Four presidents were born in February: Washington and Lincoln, William Henry Harrison, and Ronald Reagan. Recent surveys of our presidents have placed Reagan in the “near great” category. But Reagan’s reputation is rising each year. All Republican candidates invoke Reagan’s achievements and even Barack Obama fleetingly recalled the aura of change and optimism that prevailed in Reagan’s eight years.
Only Washington, Lincoln, and Franklin Roosevelt (who missed a February birth date by two days) have been placed in the “great” category by serious scholars. But the time has come to reevaluate Reagan for admittance to that club. Among Reagan’s achievements: he embarked on the zero option with the Soviets, actually destroying nuclear weapons, not simply reducing the rate of their future production, he initiated the Reagan Doctrine and the Strategic Defense Initiative. As Margaret Thatcher pointed out, “He won the Cold War without firing a shot.”
On the domestic front, he mounted a tax revolution; fired striking air traffic controllers; rebuilt our depleted military; and provided the basis, even in the face of large deficits at the outset, for a prosperous and productive economy. All of these achievements comprised a conservative agenda which Reagan had firmly in place before he became president in 1981. What the Republican candidates who invoke his memory often forget, however, is that he was once, to use his self-description, “a liberal” and a “New Dealer to the core.”

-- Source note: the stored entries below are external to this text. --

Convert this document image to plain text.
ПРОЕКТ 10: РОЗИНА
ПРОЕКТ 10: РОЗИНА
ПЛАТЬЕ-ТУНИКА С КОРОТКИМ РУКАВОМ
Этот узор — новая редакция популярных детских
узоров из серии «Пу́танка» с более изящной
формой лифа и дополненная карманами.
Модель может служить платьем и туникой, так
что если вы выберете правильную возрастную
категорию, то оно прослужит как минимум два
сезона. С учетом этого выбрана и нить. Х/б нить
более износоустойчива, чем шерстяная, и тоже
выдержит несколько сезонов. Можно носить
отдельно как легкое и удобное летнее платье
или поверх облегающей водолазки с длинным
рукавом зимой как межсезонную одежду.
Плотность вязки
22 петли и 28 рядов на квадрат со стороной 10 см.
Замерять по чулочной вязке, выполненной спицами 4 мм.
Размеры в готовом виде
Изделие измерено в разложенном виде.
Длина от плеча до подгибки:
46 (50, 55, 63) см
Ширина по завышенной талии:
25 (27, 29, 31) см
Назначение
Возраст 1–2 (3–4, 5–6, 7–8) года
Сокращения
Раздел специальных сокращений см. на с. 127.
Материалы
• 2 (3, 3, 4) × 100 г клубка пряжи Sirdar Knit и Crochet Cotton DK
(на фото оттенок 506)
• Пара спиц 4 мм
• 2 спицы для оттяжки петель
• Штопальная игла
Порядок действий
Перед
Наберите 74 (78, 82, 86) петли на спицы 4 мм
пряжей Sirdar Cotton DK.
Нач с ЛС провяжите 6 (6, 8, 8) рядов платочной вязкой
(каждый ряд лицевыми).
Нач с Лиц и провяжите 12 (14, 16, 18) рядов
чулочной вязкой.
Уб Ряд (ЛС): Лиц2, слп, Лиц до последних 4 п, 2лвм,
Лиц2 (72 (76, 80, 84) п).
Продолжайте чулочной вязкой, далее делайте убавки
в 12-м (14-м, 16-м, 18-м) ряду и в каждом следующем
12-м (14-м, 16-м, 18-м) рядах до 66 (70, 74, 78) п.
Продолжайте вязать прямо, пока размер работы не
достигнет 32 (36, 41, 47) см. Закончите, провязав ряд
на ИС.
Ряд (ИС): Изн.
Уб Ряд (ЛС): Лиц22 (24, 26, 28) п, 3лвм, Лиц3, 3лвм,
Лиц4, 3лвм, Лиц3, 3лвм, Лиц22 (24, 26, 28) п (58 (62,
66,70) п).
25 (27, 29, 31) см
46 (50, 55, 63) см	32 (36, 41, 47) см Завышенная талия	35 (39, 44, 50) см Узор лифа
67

In The Education of Ronald Reagan: The General Electric Years and the Untold Story of his Conversion to Conservatism, I trace his move from liberal to conservative, from actor to politician, during the 1950s, when he worked for GE as host of their television program and spent two years traveling the country, talking with their employees and giving speeches in the communities where their plants were located. He was already a strong anti-communist when he arrived at GE (based largely on experiences in the Hollywood labor wars, when he headed the Screen Actors Guild), but these were the years when he and his close friend, attorney Larry Beilenson (who was not associated with GE) hammered out all of the elements of what later became Reagan’s foreign policy and the grist for Beilenson’s three books, all published before Reagan’s inauguration in 1981.
Reagan described his years at GE, working largely with GE’s vice president Lemuel Boulware, as his “postgraduate course in political science” and an “apprenticeship for public life.” He was always an omnivorous reader and we know that during this period he read von Mises, Lenin, Hayek, and the practical economics of Henry Hazlitt. True, his background and his upbringing created fertile soil for his education. But prior to his GE years he had campaigned for Harry Truman and Hubert Humphrey in 1948 and had supported Helen Gahagan Douglas in her unsuccessful U. S. Senate contest against Richard Nixon in 1950. The notion that conservatives are born that way and never change is refuted by Reagan’s record, his process of “self-education,” and the thoughtful, constructive way in which he changed his views and ultimately changed the country.